- Audi A6 plug-in sedan begins local production in second half
- Volkswagen China sales fell behind General Motors last year
Volkswagen AG will invest more than 4 billion euros ($4.5 billion) in China this year, as spending plans for new SUVs and plug-in models are spared from cuts the carmaker makes elsewhere in the wake of its emissions scandal.
New models will include a locally produced Audi A6 plug-in hybrid in the second half, Jochem Heizmann, Volkswagen’s China chief, told reporters Tuesday in Beijing. The car is among 15 new-energy vehicles the company plans to introduce within five years in China, where it just fell behind General Motors Co. in annual sales for the first time since 2012.
Volkswagen’s investment is in-line with previous years as well as with plans set by former Chief Executive Officer Martin Winterkorn, who resigned in September after the company admitted to cheating on emissions tests. While the VW brand has targeted 1 billion euros in cost-cutting to weather the impact of the diesel pollution scandal, the company is plowing ahead with efforts to close gaps in its China lineup.
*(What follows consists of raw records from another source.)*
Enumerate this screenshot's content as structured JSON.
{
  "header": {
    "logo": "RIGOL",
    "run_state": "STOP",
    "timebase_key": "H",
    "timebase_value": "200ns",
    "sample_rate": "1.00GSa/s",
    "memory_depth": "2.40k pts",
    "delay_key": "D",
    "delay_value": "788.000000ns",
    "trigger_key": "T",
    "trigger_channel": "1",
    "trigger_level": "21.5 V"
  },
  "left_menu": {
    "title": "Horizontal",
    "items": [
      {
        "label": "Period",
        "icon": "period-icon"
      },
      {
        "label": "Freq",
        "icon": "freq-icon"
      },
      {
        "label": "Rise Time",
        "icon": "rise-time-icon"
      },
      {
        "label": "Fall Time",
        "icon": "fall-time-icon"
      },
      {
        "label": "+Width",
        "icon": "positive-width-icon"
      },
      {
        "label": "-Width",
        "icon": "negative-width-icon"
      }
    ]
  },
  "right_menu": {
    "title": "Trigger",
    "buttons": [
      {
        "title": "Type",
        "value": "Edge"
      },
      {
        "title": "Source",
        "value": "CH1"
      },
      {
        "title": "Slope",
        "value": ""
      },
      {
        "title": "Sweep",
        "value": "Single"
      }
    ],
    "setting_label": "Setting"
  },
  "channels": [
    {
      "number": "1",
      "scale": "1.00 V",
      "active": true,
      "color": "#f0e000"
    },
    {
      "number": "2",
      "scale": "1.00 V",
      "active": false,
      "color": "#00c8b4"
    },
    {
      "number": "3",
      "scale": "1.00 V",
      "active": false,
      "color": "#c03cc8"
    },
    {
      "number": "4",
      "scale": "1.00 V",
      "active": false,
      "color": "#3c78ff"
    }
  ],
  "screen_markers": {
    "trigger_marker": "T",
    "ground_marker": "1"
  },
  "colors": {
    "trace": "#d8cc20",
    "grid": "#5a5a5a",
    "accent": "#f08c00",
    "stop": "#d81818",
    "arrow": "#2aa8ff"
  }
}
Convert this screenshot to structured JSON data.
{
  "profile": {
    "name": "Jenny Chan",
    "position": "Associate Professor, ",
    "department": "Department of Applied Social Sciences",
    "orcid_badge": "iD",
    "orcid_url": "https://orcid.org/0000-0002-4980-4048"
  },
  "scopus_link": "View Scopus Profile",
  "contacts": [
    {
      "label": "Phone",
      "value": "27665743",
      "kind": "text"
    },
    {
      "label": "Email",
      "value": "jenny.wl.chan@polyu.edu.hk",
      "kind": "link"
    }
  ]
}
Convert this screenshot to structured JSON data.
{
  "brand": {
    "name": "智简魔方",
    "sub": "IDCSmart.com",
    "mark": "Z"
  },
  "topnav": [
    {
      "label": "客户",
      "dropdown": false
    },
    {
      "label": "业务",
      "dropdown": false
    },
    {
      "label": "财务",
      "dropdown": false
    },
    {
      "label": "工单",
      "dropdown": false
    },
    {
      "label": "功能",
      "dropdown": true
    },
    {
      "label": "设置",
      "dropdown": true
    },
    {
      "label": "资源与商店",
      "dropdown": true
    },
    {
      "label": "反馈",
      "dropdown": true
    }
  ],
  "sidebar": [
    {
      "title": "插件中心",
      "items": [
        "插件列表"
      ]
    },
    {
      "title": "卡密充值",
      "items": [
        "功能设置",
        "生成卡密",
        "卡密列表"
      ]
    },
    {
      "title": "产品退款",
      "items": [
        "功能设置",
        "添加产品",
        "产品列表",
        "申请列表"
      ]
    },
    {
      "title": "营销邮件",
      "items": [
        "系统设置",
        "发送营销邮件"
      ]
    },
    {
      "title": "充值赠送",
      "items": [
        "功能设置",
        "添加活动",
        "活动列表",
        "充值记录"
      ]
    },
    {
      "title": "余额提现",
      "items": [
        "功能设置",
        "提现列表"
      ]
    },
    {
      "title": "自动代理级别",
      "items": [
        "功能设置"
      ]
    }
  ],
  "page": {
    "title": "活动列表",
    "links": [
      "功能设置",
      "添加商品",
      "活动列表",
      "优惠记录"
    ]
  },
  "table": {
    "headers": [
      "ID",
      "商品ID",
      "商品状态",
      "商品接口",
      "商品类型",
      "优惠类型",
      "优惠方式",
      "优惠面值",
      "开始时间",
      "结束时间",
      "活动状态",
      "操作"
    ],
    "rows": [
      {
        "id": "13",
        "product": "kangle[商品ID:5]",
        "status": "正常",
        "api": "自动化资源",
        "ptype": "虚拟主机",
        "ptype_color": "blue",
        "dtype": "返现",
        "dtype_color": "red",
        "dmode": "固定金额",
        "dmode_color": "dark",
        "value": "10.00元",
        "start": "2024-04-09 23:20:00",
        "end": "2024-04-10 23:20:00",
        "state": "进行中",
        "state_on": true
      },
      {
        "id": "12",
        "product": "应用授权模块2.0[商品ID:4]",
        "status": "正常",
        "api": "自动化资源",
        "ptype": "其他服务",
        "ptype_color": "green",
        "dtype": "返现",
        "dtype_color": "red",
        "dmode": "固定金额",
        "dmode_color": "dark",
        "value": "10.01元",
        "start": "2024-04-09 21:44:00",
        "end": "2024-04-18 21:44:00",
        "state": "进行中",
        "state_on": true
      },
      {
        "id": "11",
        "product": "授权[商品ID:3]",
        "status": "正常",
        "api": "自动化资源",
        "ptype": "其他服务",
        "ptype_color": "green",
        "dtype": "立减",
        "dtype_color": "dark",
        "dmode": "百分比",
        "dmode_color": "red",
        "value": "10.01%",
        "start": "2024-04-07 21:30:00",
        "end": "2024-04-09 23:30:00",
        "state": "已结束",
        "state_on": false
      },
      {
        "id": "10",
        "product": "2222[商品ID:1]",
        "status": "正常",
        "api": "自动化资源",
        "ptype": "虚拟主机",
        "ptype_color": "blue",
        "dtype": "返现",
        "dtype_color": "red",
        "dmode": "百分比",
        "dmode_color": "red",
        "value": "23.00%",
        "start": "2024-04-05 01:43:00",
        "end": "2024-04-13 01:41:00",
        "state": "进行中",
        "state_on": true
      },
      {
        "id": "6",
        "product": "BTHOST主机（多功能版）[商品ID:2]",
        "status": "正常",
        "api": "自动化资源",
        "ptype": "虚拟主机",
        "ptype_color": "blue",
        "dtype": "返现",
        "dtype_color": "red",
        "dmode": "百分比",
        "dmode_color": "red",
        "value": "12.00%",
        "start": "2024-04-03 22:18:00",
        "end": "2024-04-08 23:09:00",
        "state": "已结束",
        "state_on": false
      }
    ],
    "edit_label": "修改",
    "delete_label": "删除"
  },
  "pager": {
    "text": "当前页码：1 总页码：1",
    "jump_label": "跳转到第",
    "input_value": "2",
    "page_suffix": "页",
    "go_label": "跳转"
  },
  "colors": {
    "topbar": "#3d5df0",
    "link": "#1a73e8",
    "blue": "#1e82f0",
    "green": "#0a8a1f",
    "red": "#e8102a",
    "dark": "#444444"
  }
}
“There is no change in our investment programs in China this year and the coming years,” Heizmann said. In addition to more plug-in vehicles, Volkswagen plans to introduce 10 SUV models to be produced locally within four years, he said.
Volkswagen is in the early phase of talks for potential cooperation with Anhui Jianghuai Automobile Co., which expressed interest in teaming up with the German automaker, Heizmann said. No detailed plan has been drawn up, including areas for collaboration.
For commercial vehicles, Volkswagen is also looking at ways of expanding its business in China, Heizmann said, without elaborating. The company is exploring acquisitions and a potential initial public offering for its heavy-truck division, Andreas Renschler, a member of Volkswagen’s board of management, said in an interview earlier this month.
China’s passenger vehicle sales may rise in line with or slightly better than the rate of gross domestic product growth this year, Heizmann said. The government is targeting an expansion of 6.5 percent to 7 percent in 2016, after recording a gain of 6.9 percent in 2015, the slowest in 25 years.
Volkswagen’s China sales probably will rise in line with the industry, Heizmann said. Deliveries fell about 3.5 percent last year to 3.55 million, costing the company the top spot among foreign automakers in the country. GM’s sales rose 5.2 percent to 3.61 million.
Localizing production of alternative energy vehicles is one of Volkswagen’s top priorities. The company will follow up the Audi A6 plug-in hybrid with a VW brand sedan next year, and fully electric models will be added later on, Heizmann said.
A new platform planned for around 2020 will underpin Volkswagen’s battery-powered vehicles in China, with future models offering driving ranges of as much as 600 kilometers (373 miles), according to Heizmann.
The company is under pressure to accelerate its electric vehicle efforts after admitting in September that it had deceived consumers and regulators since 2009 by rigging diesel engines in 11 million vehicles worldwide.
Volkswagen will begin recalls and software updates to China vehicles in the near future, Heizmann said, without giving specifics. Less than 2,000 imported autos were equipped with the rigged diesel engines, the company has said.